CNN and Money magazine recently ran an interesting article about the brand new CEO of WaMu, Alan Fishman, who took over the reins of the troubled company on September 7th. Since Washington Mutual was taken over by JPMorgan Chase on Thursday, September 25th, Fishman has only been on the job for 18 days. When you add up his salary, all the possible bonuses, and the lump sum severance payment, Fishman could walk away with more than $18 million or $1 million a day for his troubles. If he worked an eight hour day (not the CEOs really do), Fishman earned approximately $125,000 an hour or $2,083 a minute or $34 a second. Rough life, right?
Like most contracts and corporate executives’ agreements, there are many legal clauses and performance metrics involved in the deal. There are still a lot of legal issues that JPMorgan Chase and WaMu have to iron out with respect to Fishman’s deal and how much he will actually take home for his 18 days of hard work. According to CNN, Fishman will probably receive a severance payment of $6.15 million, a signing cash bonus of $7.5 million and 612,500 shares of now worthless WaMu common stock, long term incentive award, base annual salary of $1 million, and other compensation.

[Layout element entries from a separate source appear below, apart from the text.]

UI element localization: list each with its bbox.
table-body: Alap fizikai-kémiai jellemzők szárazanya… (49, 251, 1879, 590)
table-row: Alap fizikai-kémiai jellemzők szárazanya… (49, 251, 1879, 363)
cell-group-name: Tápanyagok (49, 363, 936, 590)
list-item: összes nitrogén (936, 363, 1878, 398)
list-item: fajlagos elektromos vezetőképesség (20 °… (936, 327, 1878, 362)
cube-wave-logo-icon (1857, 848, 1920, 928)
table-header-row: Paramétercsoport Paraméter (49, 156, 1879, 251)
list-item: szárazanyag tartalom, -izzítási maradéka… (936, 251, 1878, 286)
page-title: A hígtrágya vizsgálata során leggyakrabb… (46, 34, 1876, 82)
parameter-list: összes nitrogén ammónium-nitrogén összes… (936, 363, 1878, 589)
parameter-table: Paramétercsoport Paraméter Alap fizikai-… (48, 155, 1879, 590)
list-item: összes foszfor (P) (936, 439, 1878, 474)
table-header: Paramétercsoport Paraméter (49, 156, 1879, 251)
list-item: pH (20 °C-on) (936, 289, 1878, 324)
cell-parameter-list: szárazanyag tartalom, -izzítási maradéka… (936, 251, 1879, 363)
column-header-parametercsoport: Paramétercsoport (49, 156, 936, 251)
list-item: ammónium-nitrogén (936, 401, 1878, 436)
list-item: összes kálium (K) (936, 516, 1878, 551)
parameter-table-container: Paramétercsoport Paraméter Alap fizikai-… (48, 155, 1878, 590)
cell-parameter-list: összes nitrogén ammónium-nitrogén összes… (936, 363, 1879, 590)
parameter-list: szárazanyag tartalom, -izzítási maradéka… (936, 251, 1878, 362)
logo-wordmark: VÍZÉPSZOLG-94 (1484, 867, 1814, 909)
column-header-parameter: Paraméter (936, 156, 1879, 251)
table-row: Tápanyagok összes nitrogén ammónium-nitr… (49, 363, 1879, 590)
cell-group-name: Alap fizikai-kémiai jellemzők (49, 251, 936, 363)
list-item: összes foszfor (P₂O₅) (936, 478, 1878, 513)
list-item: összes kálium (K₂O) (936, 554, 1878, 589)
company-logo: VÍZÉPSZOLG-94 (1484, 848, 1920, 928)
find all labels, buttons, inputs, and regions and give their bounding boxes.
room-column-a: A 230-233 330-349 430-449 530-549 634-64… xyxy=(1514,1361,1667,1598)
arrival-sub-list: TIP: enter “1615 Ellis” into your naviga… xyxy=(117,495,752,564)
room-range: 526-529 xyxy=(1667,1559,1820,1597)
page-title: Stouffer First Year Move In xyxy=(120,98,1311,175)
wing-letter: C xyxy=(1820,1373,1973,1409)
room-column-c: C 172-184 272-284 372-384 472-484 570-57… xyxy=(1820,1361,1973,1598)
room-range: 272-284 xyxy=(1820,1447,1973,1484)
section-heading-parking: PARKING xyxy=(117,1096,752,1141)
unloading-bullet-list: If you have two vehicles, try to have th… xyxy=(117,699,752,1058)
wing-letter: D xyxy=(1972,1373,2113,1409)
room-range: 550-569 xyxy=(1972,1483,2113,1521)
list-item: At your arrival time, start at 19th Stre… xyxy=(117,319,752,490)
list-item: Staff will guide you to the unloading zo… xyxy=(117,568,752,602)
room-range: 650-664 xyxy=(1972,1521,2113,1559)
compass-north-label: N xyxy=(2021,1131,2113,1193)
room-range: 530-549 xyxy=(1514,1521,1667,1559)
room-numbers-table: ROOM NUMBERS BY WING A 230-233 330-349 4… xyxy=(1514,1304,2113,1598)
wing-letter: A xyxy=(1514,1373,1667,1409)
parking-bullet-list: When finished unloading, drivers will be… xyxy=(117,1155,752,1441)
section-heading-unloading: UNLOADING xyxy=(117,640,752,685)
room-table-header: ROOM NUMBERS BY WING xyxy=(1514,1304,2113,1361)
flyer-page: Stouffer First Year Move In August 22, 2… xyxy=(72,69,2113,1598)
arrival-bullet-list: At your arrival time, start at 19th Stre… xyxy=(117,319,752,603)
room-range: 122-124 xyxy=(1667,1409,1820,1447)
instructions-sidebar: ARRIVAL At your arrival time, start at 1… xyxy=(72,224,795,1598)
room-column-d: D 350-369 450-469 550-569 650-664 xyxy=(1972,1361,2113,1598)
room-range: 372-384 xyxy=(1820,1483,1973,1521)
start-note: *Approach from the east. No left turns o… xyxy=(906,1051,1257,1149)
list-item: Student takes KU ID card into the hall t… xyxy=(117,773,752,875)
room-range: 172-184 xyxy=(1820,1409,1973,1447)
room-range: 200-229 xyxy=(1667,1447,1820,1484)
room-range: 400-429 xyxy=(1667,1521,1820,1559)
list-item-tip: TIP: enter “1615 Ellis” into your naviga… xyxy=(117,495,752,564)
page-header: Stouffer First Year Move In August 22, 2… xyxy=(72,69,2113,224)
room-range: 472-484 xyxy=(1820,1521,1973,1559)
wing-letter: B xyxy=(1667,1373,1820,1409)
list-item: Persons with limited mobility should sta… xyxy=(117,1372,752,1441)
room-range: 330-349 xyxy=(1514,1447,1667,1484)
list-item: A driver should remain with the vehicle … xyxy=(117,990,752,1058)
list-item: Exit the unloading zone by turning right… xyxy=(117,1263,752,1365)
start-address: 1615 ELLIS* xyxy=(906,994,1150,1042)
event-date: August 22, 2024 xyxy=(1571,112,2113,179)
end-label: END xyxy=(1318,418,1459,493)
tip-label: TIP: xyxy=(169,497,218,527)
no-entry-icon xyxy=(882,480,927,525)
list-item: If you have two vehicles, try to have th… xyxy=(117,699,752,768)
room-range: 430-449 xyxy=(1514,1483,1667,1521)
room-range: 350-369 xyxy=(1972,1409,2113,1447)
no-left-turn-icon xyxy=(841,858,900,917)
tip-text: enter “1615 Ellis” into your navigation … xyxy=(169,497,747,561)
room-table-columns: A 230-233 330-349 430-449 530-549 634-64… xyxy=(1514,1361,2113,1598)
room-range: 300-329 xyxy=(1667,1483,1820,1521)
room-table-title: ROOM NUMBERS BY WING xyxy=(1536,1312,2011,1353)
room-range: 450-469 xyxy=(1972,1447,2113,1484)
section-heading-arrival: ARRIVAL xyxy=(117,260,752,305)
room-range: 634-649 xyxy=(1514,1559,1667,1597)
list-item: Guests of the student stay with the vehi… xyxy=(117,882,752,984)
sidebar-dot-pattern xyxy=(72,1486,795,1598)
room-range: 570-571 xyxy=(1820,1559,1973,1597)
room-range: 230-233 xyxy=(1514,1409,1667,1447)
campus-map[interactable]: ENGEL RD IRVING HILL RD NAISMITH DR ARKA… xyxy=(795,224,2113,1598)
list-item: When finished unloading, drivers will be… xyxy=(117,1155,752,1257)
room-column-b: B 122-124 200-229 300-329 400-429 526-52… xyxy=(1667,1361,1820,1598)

Congressmen, American citizens, and radio pundits constantly spout off about how much American CEOs make in severance after they run their companies into the ground. What a lot of people do not realize is that the payouts are mandated by the contract they all signed when they were hired. It is the board of directors of these companies who should be ashamed of the deals they made with these CEOs. They hire these CEOs and other executives and worded their contracts so poorly where they gave them Golden Parachutes no matter what their job performance resulted. What average citizen can perform horribly on the job, ruin their company’s business, tank the company’s stock price, get fired, and still get millions of dollars in severance? No of us could, and it is time for America’s companies to hold their executives to a performance based standard for all compensation. No one should be given a contract that rewards them for ruining investors and employees’ retirement pensions.